We also hope that the day will come in which we will have a President of the Republic from South Tirol in Rome, providing he follows the example of Cesare Battisti (4), Gustav Heinemann (5) and Sandro Pertini (6), and not of De Gasperi (7), Magnago (8) and Piccoli (9).
Translator's notes
(1) Bruno Kreisky (1911-1990): Austrian politician. Foreign Affairs Minister (1959-66), Secretary of the Socialist Party (1967), Chancellor (1970).
(2) "Brandtian": related to Willy Brandt (1913), German politician. Exiled during Nazism (1933-45), Mayor of Berlin (1957-64), President of the Social-Democrat Party (1964), Foreign Affairs Minister (1966-69) and Chancellor (1969-74). Started a process of détente with the Soviet Union and with East Germany (Ostpolitik).
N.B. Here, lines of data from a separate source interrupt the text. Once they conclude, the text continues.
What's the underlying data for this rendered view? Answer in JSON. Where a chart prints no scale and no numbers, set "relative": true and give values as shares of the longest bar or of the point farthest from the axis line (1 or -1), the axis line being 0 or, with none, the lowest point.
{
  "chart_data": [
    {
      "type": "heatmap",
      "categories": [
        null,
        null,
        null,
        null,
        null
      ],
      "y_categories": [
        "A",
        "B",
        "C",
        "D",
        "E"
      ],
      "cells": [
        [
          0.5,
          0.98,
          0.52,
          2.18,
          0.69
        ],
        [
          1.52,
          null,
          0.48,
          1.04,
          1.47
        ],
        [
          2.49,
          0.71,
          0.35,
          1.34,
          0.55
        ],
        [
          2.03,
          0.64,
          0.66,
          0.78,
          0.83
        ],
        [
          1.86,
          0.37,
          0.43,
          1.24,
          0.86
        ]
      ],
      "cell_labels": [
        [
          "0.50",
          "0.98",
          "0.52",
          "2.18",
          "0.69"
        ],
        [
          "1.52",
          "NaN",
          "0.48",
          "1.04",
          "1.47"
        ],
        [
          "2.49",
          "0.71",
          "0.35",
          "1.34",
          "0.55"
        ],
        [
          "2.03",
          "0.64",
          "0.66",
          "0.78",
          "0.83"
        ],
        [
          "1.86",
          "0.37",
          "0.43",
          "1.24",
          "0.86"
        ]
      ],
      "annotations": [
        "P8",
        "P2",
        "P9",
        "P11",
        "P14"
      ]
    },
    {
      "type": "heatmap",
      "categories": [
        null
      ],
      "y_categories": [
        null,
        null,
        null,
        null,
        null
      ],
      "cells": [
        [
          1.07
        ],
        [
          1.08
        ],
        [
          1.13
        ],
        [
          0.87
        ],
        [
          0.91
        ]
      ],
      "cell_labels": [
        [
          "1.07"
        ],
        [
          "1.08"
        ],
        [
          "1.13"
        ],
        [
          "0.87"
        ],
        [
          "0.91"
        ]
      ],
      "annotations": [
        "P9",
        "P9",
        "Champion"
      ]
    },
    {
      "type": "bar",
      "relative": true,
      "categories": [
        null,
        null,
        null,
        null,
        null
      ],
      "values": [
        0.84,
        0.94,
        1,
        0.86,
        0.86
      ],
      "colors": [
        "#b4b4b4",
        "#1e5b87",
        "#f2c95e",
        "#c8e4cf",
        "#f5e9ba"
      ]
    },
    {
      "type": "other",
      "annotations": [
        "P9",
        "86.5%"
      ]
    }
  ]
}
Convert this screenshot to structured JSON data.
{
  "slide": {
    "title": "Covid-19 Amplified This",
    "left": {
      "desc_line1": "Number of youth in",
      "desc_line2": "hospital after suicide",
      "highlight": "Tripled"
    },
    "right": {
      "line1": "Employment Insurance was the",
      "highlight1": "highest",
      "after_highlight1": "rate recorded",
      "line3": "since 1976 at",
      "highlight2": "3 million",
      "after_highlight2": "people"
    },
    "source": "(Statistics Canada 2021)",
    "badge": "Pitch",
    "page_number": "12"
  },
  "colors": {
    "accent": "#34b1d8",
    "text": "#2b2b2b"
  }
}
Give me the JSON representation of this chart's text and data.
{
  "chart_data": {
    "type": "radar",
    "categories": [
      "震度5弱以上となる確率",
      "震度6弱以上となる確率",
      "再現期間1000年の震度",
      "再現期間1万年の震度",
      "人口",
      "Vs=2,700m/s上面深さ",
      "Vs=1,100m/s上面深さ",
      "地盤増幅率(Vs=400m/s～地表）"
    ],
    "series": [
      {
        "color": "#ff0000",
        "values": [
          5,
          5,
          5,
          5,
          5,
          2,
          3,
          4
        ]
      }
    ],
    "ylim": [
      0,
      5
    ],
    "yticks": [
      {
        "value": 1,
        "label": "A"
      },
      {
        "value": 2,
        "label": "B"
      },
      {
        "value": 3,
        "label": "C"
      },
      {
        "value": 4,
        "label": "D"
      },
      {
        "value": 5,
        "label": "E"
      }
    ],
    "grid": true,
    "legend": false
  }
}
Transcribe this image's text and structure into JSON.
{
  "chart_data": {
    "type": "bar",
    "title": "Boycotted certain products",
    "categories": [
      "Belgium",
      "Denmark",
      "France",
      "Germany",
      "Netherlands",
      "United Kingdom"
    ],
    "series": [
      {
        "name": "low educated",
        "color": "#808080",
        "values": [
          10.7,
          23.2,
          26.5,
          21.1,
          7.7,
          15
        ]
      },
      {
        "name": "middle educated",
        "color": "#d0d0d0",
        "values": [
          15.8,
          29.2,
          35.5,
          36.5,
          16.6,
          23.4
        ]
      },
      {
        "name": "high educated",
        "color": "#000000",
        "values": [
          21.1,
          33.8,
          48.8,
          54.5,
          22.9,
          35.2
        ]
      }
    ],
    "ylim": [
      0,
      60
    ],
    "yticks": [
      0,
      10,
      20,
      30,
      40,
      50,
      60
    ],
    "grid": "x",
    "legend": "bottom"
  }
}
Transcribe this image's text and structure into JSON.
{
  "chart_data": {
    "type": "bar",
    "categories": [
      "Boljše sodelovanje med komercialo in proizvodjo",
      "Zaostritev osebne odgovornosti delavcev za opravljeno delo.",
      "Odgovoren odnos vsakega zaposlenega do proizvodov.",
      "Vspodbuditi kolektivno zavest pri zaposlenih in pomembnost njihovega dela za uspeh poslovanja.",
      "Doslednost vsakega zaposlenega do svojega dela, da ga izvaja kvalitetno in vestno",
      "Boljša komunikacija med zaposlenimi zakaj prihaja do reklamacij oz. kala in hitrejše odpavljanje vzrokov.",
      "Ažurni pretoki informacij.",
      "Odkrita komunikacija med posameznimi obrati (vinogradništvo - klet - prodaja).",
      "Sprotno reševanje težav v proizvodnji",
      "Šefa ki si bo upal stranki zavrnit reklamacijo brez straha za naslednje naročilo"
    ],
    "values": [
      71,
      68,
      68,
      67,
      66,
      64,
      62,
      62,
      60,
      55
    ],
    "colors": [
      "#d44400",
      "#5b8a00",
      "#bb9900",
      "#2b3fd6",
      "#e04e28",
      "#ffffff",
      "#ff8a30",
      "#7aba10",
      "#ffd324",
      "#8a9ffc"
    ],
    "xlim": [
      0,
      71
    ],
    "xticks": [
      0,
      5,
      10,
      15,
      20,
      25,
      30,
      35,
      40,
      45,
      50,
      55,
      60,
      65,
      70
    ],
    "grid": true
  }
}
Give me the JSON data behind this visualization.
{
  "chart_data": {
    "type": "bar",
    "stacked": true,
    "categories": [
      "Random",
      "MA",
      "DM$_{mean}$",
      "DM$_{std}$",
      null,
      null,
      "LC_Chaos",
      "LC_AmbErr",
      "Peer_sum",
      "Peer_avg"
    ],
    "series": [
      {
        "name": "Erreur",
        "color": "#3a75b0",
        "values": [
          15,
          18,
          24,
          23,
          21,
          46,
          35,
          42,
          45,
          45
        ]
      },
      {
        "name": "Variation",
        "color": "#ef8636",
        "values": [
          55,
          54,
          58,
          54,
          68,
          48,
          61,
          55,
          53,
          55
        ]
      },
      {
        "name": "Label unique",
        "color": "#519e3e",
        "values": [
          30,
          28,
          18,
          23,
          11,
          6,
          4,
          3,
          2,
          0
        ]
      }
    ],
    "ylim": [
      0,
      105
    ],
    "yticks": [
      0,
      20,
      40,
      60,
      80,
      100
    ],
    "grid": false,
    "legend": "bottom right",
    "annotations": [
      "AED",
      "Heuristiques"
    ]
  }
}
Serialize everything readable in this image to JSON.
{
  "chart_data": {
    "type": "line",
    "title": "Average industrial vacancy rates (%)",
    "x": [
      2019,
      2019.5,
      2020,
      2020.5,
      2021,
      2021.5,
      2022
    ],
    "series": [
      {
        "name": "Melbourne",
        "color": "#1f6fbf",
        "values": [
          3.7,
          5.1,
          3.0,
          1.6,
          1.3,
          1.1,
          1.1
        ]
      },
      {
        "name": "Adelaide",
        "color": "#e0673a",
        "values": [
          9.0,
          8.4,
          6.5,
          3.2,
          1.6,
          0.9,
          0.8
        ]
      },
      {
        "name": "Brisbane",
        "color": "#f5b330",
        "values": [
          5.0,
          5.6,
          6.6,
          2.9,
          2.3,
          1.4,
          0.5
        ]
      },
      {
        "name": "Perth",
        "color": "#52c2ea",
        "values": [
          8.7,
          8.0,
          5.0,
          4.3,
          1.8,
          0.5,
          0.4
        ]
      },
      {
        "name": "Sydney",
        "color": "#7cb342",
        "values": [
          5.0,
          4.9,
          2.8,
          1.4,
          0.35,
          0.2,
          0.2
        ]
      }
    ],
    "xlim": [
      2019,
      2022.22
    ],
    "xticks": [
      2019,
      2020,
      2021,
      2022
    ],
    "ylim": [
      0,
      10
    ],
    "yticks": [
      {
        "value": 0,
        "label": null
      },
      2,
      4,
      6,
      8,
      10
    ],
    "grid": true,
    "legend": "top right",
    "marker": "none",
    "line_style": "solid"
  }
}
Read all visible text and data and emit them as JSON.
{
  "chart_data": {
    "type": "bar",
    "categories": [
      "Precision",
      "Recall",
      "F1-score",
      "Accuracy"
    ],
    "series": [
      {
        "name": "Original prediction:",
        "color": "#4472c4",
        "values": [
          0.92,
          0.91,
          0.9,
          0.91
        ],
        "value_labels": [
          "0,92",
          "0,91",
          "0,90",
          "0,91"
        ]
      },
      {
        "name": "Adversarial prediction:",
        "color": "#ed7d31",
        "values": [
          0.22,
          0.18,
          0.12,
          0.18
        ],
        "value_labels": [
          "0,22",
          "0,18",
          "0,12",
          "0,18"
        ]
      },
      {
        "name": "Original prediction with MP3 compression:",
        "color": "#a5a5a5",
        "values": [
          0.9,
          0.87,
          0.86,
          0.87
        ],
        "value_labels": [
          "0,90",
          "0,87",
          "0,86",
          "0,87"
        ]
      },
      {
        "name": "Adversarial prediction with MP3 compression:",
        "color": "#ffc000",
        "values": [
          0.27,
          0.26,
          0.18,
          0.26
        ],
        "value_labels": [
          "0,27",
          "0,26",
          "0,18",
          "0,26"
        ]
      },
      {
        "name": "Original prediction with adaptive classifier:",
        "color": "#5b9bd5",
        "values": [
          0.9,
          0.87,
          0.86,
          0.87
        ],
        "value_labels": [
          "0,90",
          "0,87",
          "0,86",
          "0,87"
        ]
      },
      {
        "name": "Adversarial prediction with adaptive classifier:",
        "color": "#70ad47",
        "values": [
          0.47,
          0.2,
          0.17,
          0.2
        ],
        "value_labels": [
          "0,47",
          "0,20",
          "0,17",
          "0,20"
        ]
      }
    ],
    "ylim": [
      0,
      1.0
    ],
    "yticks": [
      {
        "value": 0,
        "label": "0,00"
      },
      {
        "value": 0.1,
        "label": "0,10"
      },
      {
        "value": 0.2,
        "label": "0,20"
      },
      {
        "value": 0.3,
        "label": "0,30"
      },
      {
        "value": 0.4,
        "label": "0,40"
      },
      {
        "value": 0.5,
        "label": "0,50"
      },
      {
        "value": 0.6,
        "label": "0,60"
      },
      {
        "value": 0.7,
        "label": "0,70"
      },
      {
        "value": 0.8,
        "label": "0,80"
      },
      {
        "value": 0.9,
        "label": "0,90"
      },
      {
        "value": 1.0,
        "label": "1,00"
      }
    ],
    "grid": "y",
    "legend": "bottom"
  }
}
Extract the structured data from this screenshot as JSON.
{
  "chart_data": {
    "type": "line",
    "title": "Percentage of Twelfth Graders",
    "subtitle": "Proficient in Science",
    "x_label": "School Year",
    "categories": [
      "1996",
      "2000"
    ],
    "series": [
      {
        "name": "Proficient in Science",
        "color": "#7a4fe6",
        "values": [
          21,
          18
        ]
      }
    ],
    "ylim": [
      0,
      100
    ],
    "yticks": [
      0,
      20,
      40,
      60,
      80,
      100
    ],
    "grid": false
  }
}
Nobel Prize for Peace (1971).
(3) Roberto Cicciomessere (1947): Italian politician. Conscientious objector, he was arrested and imprisoned in 1972. Secretary of the Radical Party (1971 and 1984). Member of the Italian Parliament in the 6th, 7th and 8th legislature. Member of the European Parliament from 1984 to 1989.
(4) Cesare Battisti (1875-1916): Militant of the Socialist Movement and fought for the autonomy of the Trentino region from Austria-Hungary. Member of the Austrian Parliament (1911), he then joined the Italian army. Was taken prisoner by the Austrians (12.7.1916).
(5) Gustav Heinemann (1899-1976): Social-Democrat. President of the Federal Republic of Germany (1969-74).
(6) Alessandro Pertini (1896-1990): Italian politician. Socialist, imprisoned several times during fascism (1943-45). Exponent of the Italian Resistance; member of Parliament and Senator (1948); President of the Italian Chamber of Deputies (68-76). In 1978 he was elected President of the Italian Republic.
(7) Alcide De Gasperi (1881-1954): Deputy of the Popular Union, of which he was Secretary from 1923 to 1925. Antifascist, he was arrested and imprisoned (1927). Organizer of the clandestine Christian Democrat Party, Secretary of the same (1944-1946). Head of Government (1945). Signed the peace treaty with the allies (1947). Excluded the Left from Government.
(8) Silvius Magnago (1914): President of the Südtiroler Volkspartei, the nationalist party that upholds the ethnical traditions of the German-speaking populations.
(9) Flaminio Piccoli (1915): Secretary of the Christian Democrat Party (1969; 80-82).